Addressing Symptoms

Center-staging, displays, and untoward behavior

I have witnessed the most obscene, ornate, loud, and grandest displays from people I work with both clients and colleagues. Center-staging isn’t just about the magnitude and lengths gone through to create a circus around him or her. Instead, it is the seductive pull and mystique about enacting the behavior rooted in creating one giant emotional and behavioral maelstrom. Center-staging can create countertransference for workers and peers whom find themselves trapped in the life of their client, and a great turn of irony, front and center in the life of their client where the object of his or her madness is your playground and you must be the clients savior.

I am reminded of one client who moved into an adult home after living independently for her entire adult life. All the sudden the client’s mental status was in free-fall, and she began perseveration over her ongoing capacity to perform even the most basic of ADL’s and maintain livable conditions in her apartment. Clearly at this point, myself and our team we were scrambling to figure out how someone could have decompensated so quickly and lose all hope in the process? As our team began to answer these questions, we realized we already in the seductive pull of a borderline and histrionic diagnosable client in full blown crisis.

Discovering ourselves center-stage in our client’s life, almost, working harder at introspection and self-reflection, the countertransference can and will build. Now, this client having trouble living on her own for the first time was stating she wanted to move into an adult home and receive round-the-clock care e.g. help tioleting, meal preparation, transportation to doctors visits in the surrounding community, and an in-house case manager assigned from the building. The impulse of borderline patient whom has histrionic traits to self-sabotage goes deep, it can be extremely confusing for the patient experiencing the symptom, and even more beguiling, profoundly a-motivational for someone with a long history of loss and relapse. For the borderline now ready to loss it all for “one last” opportunity for attention, sympathy, and guilt, this patient decided our team wasn’t helping her because we let “this” happen, the fall-out of weeks of bad decisions, and maladaptive reasoning put into action.

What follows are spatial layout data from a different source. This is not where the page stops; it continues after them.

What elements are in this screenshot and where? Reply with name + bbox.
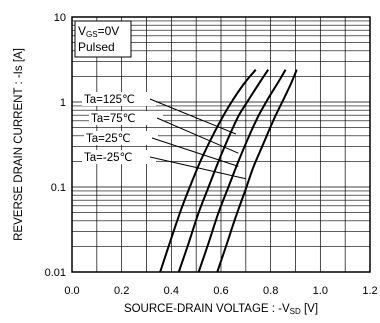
y-axis-label: REVERSE DRAIN CURRENT : -Is [A] (13, 48, 25, 241)
x-tick-label: 0.6 (213, 285, 228, 297)
series-line-3 (216, 69, 298, 273)
curves (159, 69, 298, 273)
y-tick-label: 0.1 (51, 182, 66, 194)
legend-label-0: Ta=125℃ (84, 94, 135, 106)
legend-leader-0 (149, 98, 237, 135)
legend-entry-1: Ta=75℃ (89, 111, 239, 154)
y-tick-label: 0.01 (45, 267, 66, 279)
x-axis-label: SOURCE-DRAIN VOLTAGE : -VSD [V] (124, 303, 318, 316)
x-tick-label: 0.4 (164, 285, 179, 297)
tick-labels: 0.0 0.2 0.4 0.6 0.8 1.0 1.2 0.01 0.1 1 10 (45, 12, 378, 297)
legend-label-2: Ta=25℃ (86, 133, 131, 145)
legend-label-1: Ta=75℃ (91, 113, 136, 125)
x-tick-label: 1.0 (313, 285, 328, 297)
y-tick-label: 10 (54, 12, 66, 24)
x-tick-label: 0.0 (64, 285, 79, 297)
series-line-1 (177, 69, 270, 273)
condition-pulsed: Pulsed (78, 40, 115, 54)
legend-entry-2: Ta=25℃ (84, 131, 239, 167)
legend-label-3: Ta=-25℃ (84, 152, 132, 164)
condition-vgs: VGS=0V (78, 24, 119, 39)
legend-leader-1 (156, 117, 239, 154)
legend-leader-2 (151, 137, 239, 167)
legend-entry-3: Ta=-25℃ (82, 150, 246, 180)
x-tick-label: 1.2 (362, 285, 377, 297)
legend-label-bg (84, 131, 158, 145)
x-tick-label: 0.8 (263, 285, 278, 297)
legend-label-bg (82, 92, 156, 106)
plot-frame (71, 16, 371, 273)
legend-label-bg (82, 150, 156, 164)
legend-entry-0: Ta=125℃ (82, 92, 237, 135)
legend-label-bg (89, 111, 163, 125)
legend: Ta=125℃ Ta=75℃ Ta=25℃ Ta=-25℃ (82, 92, 246, 180)
x-tick-label: 0.2 (114, 285, 129, 297)
series-line-0 (159, 69, 257, 273)
series-line-2 (197, 69, 287, 273)
y-tick-label: 1 (60, 97, 66, 109)
legend-leader-3 (149, 156, 246, 180)
conditions-box (74, 20, 132, 58)
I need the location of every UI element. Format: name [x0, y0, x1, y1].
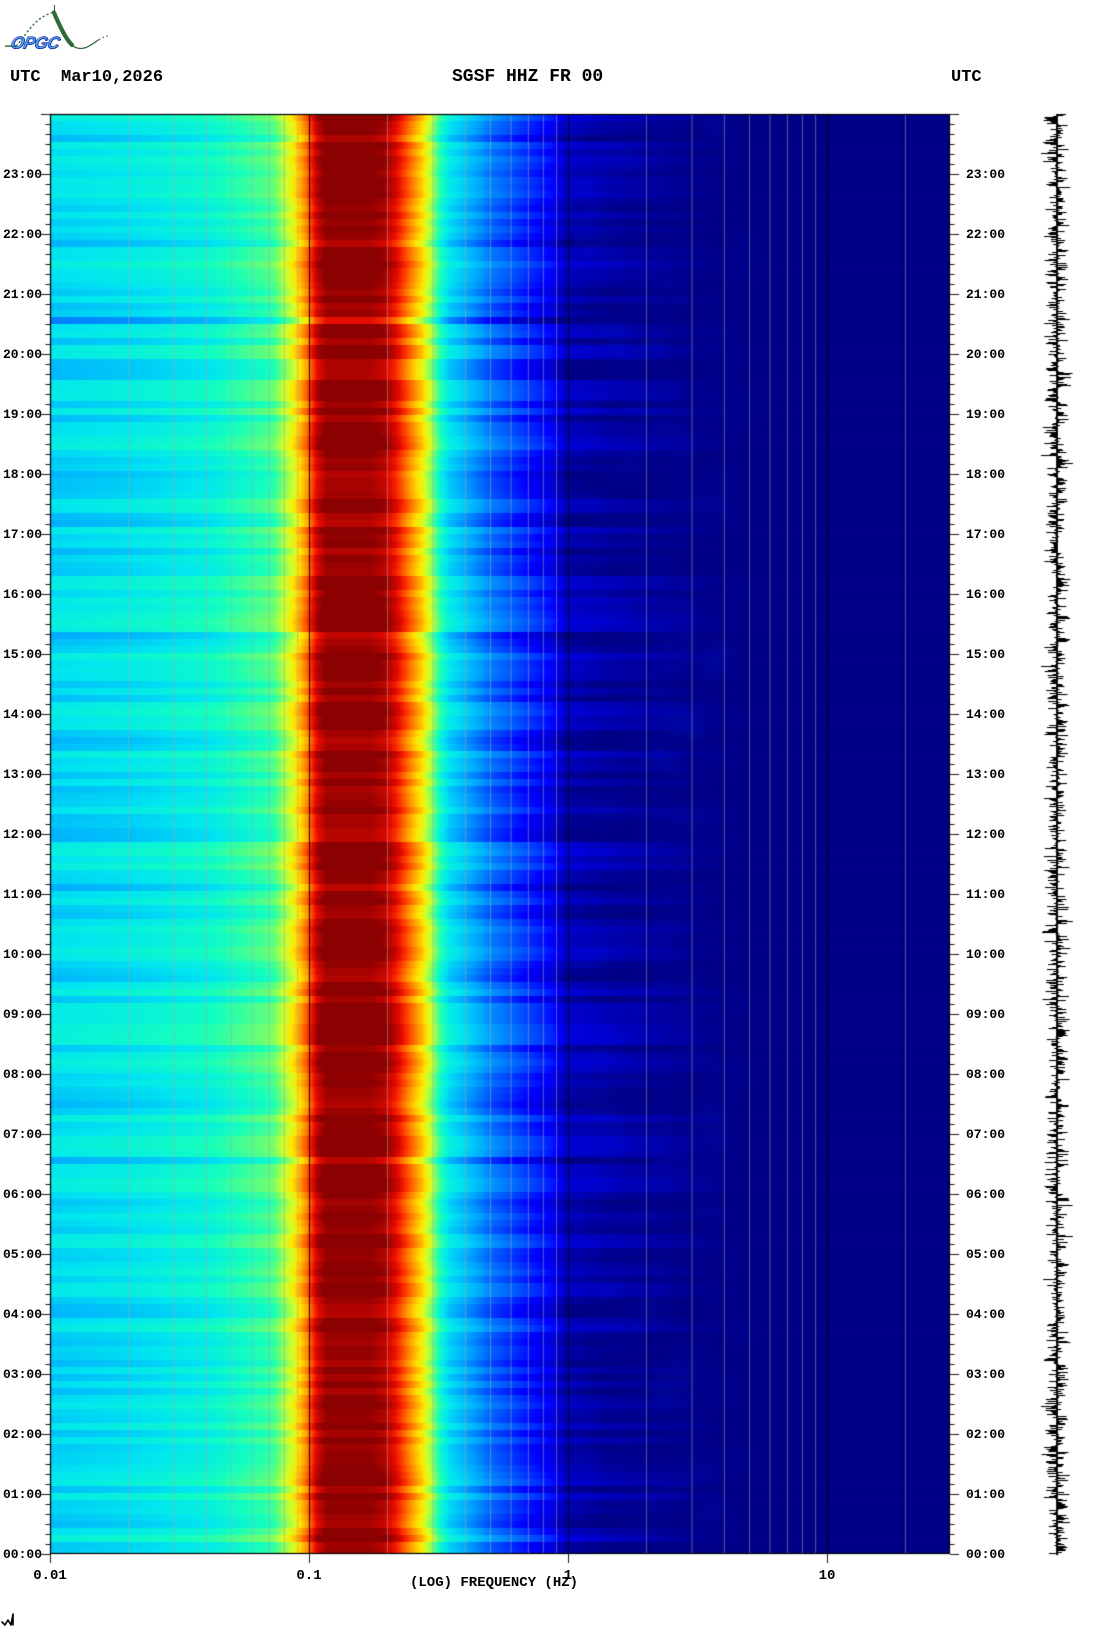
svg-text:OPGC: OPGC [9, 33, 62, 53]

I have met also PTSD diagnosed chronically homeless people who would become very symptomatic, loss everything over and over again, and then experience a spike in his or her PTSD symptoms from the re-traumatization. For a person treating the displays and emotional outbursts, it can be very hard to separate out the extreme nature of some client’s self-destruction during a break, episode, or momentary bad turn in their path to recovery. Some clients can be very, very loud, and so agitated that it becomes not only dangerous to be in close proximity for both parties, but may become a physical risk, potential legal risk if one party needs to press charges on the person whom lost behavioral control. To tease out when this is the case, or when just supportive listening and maintaining an open stance in engagement is the most beneficial in creating the best outcome for the patient in treatment.

So, in these cases, what works? How do you treat chaos and inconsolable behavior? The trick is, you don’t. In cases like these, listening, some re-direction, and disputing irrational cognitive distortions as they surface in the dialogue is the best you are going to do unless you unlock the mystery to solving the puzzle with no clear answer. Rolling with the resistance as best as possible, without accumulating too much countertransference, will go a long way in the patient feeling heard and listened to when they were in crisis. You may not have solved their problem, as it is usually extremely complex, and there is no long-term solution aside from not being too reactive and triggering to the client feeling out-of-control. Hopefully, you as the clinician feel in control of the situation, because clients can sense and are in touch with clinicians afraid of their clients and feeling like they’ve lost control of the intervention. Modeling self control, and providing some verbal self-assurance may be just what’s needed in the moment.